In New Jersey, however, costs will drop, albeit modestly, but still offering welcome relief in a state where business owners and residents often complain about paying some of the highest energy costs in the nation.
Credit, in part, goes to increased drilling for natural gas in the Marcellus Shale portions of Pennsylvania and neighboring states, which is making cheaper supplies of the fuel readily available to New Jersey consumers and businesses for both heating and electricity.
Three of the state’s four gas utilities will see consumer prices either drop by as much as 4.3 percent (in the case of Elizabethtown Gas) or remain flat (for those served by Public Service Electric & Gas). Meanwhile, electricity prices in New Jersey already have been locked in for the winter season, and those costs will fall up to 5 percent for customers, depending on which of the state’s four utilities serves them.
That is a far cry from what the EIA forecasts for the rest of the nation. More than 90 percent of homes in the U.S. are expected to have higher heating costs this winter, mainly because of steeper projected costs for residential natural gas, propane and electricity, according to the federal agency.
For natural-gas customers, that could translate into a $679 increase in their bills this winter, according to the EIA forecast. The only good news is that home heating oil costs are expected to drop by 2 percent this season, the agency said.
In New Jersey, the outlook is a more promising, due to a number of factors, according to energy executives. Nearly 3 million New Jersey households are heated by natural gas, one of the highest concentrations of natural-gas use in the nation, according to the state’s energy master plan.
“Marcellus Shale drilling has benefitted New Jersey,’’ said Tancred Lidderdale, an analyst with the EIA in Washington, D.C. “It also depends on when they (utilities) bought the gas and locked in prices.’’
Tony Robinson, director of basic gas service for PSE&G, agreed. “It’s primarily because we’re situated so close to the Marcellus Shale,’’ Robinson said.
Michael Kinney, a spokesman for New Jersey Natural Gas, whose customers already have seen prices fall by 2.2 percent this past June, offered another explanation.
“The simple answer is storage and hedging,’’ said Kinney. Like many other utilities, NJNG buys natural-gas supplies in the summer when prices are low, stores it, and makes it available to customers when they need it.

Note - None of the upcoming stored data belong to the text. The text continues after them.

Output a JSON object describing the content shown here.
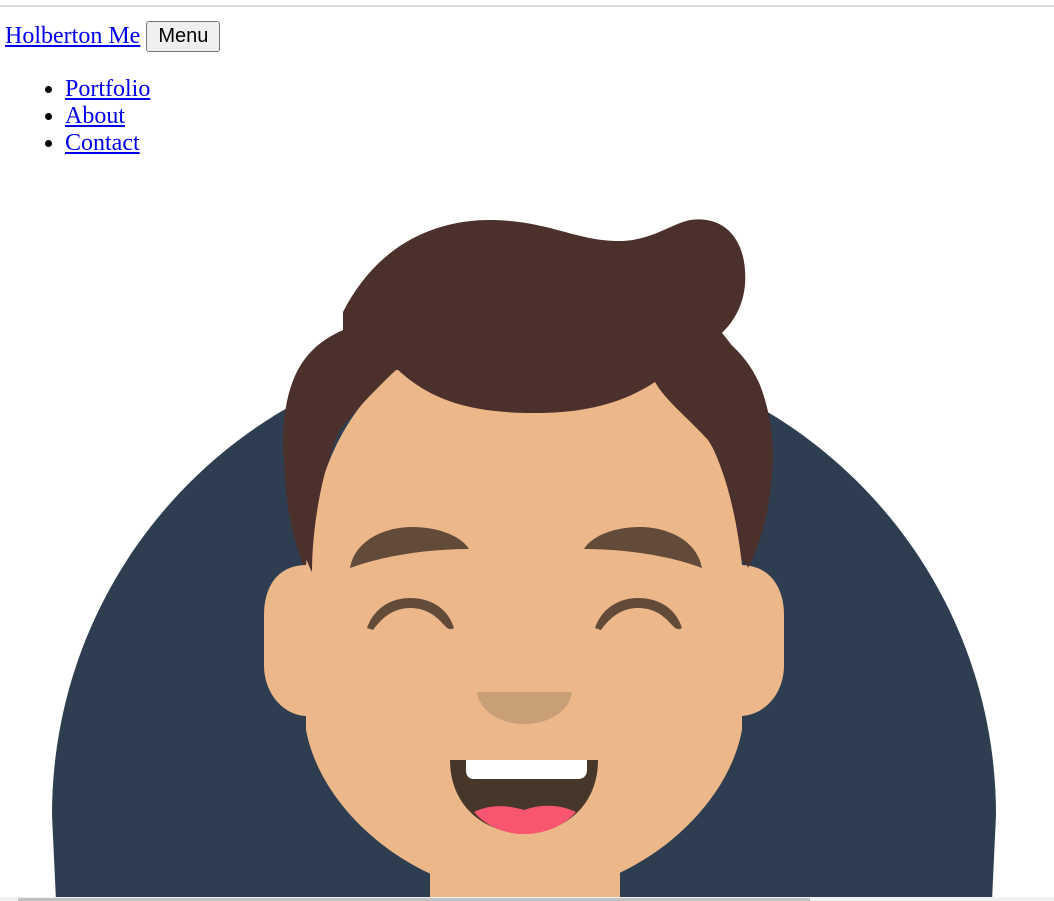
{
  "header": {
    "brand": "Holberton Me",
    "menu_button": "Menu"
  },
  "nav": {
    "items": [
      {
        "label": "Portfolio"
      },
      {
        "label": "About"
      },
      {
        "label": "Contact"
      }
    ]
  },
  "avatar": {
    "icon": "smiling-person-avatar",
    "colors": {
      "background_circle": "#2e3e50",
      "skin": "#ecb789",
      "hair": "#4b302c",
      "eyebrows": "#624b39",
      "nose": "#c99f77",
      "mouth": "#47372a",
      "teeth": "#ffffff",
      "tongue": "#f75570"
    }
  },
  "colors": {
    "link": "#0000ee",
    "page_background": "#ffffff"
  }
}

A factor in the nationwide increase in natural-gas costs is the fact that there are constraints in delivering natural-gas supplies from the Marcellus Shale region to New England, according to Robinson and others. Whether that foreshadows any future impact on prices of the fuel remains to be seen.
In its projections, Lidderdale said, the agency looked at last winter’s natural-gas prices as hitting a low point. “Our forecast, at least for the short term: higher prices, but still lower than historical averages,’’ he said.
Critics of the move to exploit new natural-gas deposits by the controversial technique of pumping massive amount of water into shale deposits, have a different perspective. They fear the practice, known as hydraulic fracturing (or fracking) poses a threat to environmental resources, including drinking water supplies.
“The natural-gas driven industrial renaissance is over,’’ predicted Bill Wolfe, executive director of the New Jersey section of Public Employees for Environmental Responsibility, a public watchdog group. Wolfe argued the huge demand from new natural-gas plants could drive prices up sharply.